Après avoir supprimé l’Académie, la Convention décrète, en novembre 1793, l’arrestation de tous les fermiers généraux, et Lavoisier vient lui-même se constituer prisonnier. En dépit des interventions qui se produisent en sa faveur, il est envoyé devant le Tribunal révolutionnaire.
Lorsque le médecin J. N. Hallé (1754-1822) présente aux juges un rapport qui énumère les services rendus par le chimiste à la patrie et à la science, le président J.-B. Coffinhal-Dubail (1754-1794) lui répond : « La République n’a pas besoin de savants ; il faut que la justice suive son cours. »
Le 8 mai 1794, il est condamné et guillotiné le jour même. Le lendemain, L. Lagrange dira à J.-B. Delambre (1749-1822) : « Il ne leur a fallu qu’un moment pour faire tomber cette tête et cent années peut-être ne suffiront pas pour en reproduire une semblable. »

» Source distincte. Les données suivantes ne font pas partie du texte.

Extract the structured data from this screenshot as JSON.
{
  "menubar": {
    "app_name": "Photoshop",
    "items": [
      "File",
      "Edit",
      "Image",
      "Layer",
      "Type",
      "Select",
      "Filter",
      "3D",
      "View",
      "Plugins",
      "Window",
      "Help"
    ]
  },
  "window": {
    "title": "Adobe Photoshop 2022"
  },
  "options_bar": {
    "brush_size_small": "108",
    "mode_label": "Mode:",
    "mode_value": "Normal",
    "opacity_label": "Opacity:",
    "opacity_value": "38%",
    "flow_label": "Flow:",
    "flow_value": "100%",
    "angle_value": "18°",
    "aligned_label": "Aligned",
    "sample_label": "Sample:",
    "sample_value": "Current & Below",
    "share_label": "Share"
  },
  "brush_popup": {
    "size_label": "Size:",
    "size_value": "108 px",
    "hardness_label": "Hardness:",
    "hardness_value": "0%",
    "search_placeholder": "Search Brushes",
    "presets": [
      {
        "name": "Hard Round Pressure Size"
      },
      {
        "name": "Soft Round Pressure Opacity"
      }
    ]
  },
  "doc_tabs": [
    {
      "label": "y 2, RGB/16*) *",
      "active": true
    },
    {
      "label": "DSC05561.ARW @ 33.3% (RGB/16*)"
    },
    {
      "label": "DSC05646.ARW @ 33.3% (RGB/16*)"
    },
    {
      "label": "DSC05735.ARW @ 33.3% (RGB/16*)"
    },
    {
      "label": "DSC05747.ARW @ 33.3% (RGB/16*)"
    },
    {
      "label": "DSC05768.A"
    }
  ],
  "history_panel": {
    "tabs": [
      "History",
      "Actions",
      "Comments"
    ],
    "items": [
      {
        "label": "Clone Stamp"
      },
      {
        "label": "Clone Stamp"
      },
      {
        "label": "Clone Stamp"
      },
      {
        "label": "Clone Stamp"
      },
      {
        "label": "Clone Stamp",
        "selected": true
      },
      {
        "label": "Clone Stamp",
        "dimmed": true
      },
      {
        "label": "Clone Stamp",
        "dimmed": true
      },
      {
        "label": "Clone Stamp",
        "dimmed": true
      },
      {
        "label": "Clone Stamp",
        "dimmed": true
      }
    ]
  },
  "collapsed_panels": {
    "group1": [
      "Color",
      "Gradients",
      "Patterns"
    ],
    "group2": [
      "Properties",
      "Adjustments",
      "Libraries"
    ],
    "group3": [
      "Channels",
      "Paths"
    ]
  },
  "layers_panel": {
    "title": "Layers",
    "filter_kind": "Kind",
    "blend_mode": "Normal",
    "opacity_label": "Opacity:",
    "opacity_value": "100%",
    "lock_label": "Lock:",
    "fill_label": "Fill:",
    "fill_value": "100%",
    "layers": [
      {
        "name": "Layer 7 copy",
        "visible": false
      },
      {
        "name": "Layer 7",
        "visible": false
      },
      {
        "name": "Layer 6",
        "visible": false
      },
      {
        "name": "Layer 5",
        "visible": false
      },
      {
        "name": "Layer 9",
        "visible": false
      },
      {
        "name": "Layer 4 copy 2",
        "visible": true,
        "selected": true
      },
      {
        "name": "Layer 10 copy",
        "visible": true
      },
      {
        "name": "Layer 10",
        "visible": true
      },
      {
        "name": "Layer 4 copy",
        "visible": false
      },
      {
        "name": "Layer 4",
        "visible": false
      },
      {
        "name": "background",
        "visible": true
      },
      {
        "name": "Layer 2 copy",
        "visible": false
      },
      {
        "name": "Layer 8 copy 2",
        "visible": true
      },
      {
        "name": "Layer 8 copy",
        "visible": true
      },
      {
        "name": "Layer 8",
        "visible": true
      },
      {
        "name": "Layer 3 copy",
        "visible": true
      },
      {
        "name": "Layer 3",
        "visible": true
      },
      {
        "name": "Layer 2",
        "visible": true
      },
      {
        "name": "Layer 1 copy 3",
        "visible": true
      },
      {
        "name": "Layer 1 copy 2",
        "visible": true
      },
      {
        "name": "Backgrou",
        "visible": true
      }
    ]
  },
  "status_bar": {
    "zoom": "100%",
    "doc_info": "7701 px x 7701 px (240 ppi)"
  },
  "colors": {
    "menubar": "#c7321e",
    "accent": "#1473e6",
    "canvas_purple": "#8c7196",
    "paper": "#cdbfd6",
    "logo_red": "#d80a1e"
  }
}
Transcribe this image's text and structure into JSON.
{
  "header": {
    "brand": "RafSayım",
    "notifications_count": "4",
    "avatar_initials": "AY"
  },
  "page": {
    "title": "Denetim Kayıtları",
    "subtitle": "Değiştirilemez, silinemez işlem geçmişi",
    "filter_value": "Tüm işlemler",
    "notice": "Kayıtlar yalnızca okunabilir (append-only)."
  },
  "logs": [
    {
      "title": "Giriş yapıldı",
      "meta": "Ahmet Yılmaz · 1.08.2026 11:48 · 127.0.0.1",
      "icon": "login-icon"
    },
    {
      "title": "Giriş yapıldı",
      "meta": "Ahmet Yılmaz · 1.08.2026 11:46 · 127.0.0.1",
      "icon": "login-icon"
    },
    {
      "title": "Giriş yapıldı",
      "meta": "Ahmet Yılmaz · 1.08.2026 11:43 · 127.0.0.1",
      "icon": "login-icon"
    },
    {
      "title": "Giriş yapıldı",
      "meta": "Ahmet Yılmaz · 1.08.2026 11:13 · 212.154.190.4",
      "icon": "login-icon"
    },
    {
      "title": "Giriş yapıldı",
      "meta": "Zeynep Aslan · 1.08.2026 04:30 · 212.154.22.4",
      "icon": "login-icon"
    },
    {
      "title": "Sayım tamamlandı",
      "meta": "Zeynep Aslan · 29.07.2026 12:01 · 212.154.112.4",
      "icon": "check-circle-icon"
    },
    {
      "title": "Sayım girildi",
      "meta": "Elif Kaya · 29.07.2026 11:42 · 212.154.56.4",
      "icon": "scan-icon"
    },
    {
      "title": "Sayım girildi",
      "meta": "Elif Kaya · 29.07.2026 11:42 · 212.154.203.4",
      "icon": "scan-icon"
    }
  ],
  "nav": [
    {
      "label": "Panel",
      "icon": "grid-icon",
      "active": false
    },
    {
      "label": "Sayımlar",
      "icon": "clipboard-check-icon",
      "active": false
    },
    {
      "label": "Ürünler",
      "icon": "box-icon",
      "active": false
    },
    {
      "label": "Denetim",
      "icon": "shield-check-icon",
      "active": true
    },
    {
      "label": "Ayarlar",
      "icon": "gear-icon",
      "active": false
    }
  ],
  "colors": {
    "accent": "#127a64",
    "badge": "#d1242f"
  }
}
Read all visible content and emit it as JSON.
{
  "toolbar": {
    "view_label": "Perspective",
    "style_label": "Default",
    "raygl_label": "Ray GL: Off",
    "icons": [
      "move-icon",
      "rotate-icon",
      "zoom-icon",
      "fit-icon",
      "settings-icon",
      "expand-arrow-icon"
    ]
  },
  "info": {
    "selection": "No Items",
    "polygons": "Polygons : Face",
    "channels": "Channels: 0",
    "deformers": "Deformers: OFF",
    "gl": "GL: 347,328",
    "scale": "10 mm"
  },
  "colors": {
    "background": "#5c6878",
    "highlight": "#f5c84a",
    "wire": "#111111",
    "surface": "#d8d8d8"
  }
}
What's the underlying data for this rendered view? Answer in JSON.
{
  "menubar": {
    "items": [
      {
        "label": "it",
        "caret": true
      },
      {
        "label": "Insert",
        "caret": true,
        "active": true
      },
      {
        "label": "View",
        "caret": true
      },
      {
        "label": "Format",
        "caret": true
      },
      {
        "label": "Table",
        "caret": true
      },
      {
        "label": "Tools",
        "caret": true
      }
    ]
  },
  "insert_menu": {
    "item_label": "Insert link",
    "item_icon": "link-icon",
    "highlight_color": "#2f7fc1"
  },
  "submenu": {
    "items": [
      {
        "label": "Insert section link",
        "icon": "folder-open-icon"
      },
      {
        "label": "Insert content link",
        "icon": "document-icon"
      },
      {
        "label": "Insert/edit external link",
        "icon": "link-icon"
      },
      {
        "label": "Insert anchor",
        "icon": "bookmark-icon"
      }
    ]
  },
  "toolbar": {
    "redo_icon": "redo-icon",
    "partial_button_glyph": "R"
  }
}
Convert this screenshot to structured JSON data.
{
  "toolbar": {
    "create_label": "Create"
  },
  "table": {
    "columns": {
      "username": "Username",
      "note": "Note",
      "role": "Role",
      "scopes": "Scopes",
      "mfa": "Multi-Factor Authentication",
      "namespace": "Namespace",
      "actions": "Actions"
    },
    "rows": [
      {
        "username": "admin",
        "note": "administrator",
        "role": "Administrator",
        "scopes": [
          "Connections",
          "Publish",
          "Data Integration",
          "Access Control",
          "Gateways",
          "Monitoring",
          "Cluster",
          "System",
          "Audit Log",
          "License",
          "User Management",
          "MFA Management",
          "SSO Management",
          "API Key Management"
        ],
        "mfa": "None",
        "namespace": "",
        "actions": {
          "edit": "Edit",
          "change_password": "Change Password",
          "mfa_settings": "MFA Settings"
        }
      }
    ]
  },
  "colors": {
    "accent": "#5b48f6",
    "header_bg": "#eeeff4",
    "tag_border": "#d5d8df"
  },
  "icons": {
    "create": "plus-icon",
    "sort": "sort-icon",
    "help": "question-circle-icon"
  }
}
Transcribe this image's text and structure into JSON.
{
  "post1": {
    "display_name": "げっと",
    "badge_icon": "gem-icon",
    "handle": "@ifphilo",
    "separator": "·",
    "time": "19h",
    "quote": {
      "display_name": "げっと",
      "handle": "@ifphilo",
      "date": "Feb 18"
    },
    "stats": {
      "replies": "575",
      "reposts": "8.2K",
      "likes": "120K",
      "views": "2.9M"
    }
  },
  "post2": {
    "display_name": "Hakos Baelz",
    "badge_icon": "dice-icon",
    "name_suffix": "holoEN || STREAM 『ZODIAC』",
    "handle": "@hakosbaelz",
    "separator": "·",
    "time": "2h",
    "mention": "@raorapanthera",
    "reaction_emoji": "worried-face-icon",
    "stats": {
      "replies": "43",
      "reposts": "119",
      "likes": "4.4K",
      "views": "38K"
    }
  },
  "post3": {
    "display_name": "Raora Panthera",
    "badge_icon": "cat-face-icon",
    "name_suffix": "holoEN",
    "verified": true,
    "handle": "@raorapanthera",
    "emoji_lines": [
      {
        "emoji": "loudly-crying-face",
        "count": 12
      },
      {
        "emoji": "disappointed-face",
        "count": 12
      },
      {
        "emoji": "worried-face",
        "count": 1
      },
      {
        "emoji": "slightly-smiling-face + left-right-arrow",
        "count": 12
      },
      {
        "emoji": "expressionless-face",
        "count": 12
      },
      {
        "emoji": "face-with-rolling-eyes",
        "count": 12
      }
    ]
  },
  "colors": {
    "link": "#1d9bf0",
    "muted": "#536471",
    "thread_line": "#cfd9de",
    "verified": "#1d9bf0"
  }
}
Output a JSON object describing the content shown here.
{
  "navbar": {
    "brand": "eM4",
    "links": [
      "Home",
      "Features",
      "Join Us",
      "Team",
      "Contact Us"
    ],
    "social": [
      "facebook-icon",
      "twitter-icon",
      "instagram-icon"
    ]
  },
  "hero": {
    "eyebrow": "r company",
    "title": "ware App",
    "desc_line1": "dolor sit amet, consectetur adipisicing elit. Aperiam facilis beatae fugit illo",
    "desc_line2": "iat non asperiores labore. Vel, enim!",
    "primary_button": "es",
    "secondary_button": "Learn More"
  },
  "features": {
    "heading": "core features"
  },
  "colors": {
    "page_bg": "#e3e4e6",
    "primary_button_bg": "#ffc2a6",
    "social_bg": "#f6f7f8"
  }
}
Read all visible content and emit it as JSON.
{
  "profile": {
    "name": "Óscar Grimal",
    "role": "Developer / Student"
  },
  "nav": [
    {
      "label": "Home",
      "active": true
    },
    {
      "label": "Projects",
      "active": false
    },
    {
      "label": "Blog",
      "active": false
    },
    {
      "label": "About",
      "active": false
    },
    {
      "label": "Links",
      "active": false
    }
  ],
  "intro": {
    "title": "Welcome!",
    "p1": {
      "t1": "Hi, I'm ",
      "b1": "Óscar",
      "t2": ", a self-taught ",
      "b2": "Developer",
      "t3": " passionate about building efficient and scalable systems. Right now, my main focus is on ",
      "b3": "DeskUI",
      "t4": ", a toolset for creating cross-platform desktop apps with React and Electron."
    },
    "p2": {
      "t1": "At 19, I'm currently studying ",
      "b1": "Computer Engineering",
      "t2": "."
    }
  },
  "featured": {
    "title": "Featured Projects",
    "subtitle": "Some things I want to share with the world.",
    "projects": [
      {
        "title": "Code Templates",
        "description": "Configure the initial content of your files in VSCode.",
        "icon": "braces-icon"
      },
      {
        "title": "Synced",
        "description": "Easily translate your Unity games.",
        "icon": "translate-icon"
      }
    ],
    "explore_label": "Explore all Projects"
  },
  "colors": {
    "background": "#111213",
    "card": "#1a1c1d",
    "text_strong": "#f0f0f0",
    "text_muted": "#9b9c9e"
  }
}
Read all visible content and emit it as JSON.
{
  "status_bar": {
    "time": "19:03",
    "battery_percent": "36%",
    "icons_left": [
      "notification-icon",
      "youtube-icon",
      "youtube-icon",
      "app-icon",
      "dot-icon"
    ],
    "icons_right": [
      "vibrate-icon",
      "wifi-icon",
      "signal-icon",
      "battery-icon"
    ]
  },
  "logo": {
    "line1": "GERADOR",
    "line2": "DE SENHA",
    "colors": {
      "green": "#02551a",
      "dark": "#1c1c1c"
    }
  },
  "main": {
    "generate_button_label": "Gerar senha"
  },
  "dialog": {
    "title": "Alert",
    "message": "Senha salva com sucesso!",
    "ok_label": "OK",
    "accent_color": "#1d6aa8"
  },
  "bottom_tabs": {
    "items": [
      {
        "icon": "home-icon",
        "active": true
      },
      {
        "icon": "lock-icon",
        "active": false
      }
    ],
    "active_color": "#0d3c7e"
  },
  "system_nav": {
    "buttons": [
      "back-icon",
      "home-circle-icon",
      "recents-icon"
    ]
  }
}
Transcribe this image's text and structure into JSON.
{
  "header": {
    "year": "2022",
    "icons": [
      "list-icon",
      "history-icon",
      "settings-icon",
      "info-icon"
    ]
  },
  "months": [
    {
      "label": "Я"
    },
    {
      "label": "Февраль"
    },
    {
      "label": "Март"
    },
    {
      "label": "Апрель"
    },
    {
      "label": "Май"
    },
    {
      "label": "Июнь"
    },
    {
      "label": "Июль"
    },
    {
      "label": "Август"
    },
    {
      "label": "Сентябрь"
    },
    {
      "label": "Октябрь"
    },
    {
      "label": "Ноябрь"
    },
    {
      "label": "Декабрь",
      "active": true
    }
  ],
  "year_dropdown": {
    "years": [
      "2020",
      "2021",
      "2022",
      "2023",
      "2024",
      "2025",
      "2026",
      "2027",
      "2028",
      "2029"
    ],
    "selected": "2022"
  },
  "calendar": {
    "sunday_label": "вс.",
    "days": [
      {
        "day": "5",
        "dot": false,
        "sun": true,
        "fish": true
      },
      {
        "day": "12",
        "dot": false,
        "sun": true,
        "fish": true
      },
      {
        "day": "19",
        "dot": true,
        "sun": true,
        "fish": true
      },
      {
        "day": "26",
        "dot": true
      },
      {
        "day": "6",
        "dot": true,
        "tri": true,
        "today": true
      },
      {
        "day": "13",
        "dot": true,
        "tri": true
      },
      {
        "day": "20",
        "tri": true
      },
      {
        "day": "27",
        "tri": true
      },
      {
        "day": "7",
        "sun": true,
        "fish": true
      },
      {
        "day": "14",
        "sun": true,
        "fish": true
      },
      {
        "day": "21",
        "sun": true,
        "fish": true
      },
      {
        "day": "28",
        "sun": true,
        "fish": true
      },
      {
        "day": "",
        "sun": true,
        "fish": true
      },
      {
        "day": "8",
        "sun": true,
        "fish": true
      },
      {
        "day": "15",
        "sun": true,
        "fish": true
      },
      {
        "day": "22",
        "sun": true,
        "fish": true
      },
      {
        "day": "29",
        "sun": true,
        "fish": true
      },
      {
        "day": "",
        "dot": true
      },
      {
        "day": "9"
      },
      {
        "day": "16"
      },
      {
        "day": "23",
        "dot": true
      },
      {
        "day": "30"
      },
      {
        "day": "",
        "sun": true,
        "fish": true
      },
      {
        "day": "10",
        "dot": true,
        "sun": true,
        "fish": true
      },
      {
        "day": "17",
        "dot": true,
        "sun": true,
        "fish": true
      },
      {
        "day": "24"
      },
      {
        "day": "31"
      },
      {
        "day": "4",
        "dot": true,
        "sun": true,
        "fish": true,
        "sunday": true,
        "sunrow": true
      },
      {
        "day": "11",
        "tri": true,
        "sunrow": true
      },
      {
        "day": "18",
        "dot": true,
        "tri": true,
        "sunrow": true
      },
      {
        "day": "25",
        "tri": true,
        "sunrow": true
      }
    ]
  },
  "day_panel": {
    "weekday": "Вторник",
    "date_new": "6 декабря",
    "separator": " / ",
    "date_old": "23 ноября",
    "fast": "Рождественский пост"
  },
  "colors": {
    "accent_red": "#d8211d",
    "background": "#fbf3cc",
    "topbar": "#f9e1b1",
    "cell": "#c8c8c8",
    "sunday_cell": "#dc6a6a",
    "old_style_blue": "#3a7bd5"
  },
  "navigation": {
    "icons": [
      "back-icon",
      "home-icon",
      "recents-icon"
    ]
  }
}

(extrait de larousse.fr/encyclopedie/personnage/Antoine_Laurent_de_Lavoisier/)
Commentaire de TPLB :
Encore de nos jours, tapis dans leurs sinistres loges ou à l’abri dans leur commerce de pantalons à une jambe, les commanditaires de la « République » continuent de prospérer tout en propageant la tristesse, la discorde et la mort.
LOI n° 2013-404 du 17 mai 2013 ouvrant le mariage aux couples de personnes de même sexe (Avec, au passage, le honteux enfumage concernant l’adoption plénière). La voie est ouverte au commerce juteux de la PMA et de la GPA. Les marchands de pantalons à une jambe se frottent déjà les mains.
Décret n° 2017-150 du 8 février 2017 relatif au visa d’exploitation cinématographique (Décret Azoulay – Les films comportant des scènes de sexe non simulé ne seront plus automatiquement interdits aux mineurs). Les marchands de pantalons à une jambe vont pouvoir écouler leurs productions cinématographiques obscènes sans difficultés avec la bénédiction du ministère de la « Culture ».
LOI n° 2017-347 du 20 mars 2017 relative à l’extension du délit d’entrave à l’interruption volontaire de grossesse. (Au passage, l’information sur internet est ainsi légalement contrôlée) . Les futures mamans, déjà dans un état de détresse maximal, n’ont plus droit à aucun soutien. C’est à croire que la République des marchands de pantalons à une jambe a davantage besoin de fœtus assassinés que de bébés bien vivants. Mais que font-ils avec tous ces fœtus ???